More recently, however, Wortman was accused of “fertility fraud,” or lying about the source of the sperm he used to help some of his patients conceive. In a 2021 lawsuit, Morgan Hellquist—whose mother became pregnant after seeing him for fertility treatment in 1985—claimed to be his biological daughter.
Her medical malpractice complaint alleges that Wortman told Hellquist’s mother that the sperm donor was a local medical student. The doctor allegedly concealed his true link to Hellquist even after she herself began seeing him as a gynecology patient.
Hellquist claims she started trawling genetic databases in an effort to learn more about her background. To her horror, she eventually discovered that she had about nine half-siblings, and concluded that “her donor father had been a serial sperm donor.”

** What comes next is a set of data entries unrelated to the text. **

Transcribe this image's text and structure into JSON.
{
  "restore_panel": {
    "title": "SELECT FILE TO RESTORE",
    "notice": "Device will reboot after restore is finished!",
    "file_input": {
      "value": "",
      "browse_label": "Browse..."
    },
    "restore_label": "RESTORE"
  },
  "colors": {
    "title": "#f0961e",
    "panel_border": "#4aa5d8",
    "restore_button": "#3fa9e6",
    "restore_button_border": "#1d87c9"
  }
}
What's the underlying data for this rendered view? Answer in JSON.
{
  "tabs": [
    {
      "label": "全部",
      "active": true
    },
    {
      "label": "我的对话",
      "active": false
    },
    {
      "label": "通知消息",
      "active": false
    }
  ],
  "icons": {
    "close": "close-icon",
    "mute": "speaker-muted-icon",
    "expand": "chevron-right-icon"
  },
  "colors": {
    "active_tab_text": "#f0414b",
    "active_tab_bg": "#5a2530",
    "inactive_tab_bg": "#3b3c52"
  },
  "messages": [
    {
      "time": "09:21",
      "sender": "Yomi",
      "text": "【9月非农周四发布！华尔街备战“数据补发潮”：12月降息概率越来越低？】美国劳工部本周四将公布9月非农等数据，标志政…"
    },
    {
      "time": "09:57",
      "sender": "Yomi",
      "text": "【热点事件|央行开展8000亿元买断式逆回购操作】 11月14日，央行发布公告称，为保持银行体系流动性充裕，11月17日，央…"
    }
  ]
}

Then, during an appointment with Wortman in April 2021, Hellquist’s suspicions were aroused as the doctor talked at length about his family, childhood, and values. “At the very end of the appointment as [Hellquist] was getting ready to leave and as he was writing something down he started to chuckle to himself and said outloud [sic], ‘You’re a really good kid, such a good kid,’” the suit says.
Hellquist alleges that she was able to confirm her ties to Wortman by comparing one of her half-brother’s DNA to that of the doctor’s daughter from his first marriage.
The civil lawsuit, which remains pending in a county court, asserts that Wortman’s “wanton, reckless and malicious conduct is so outrageous in character as to violate all bounds of decency, involves high moral culpability, rises to a level of wanton dishonesty, and shocks the conscience.” The suit asks for punitive damages as a result.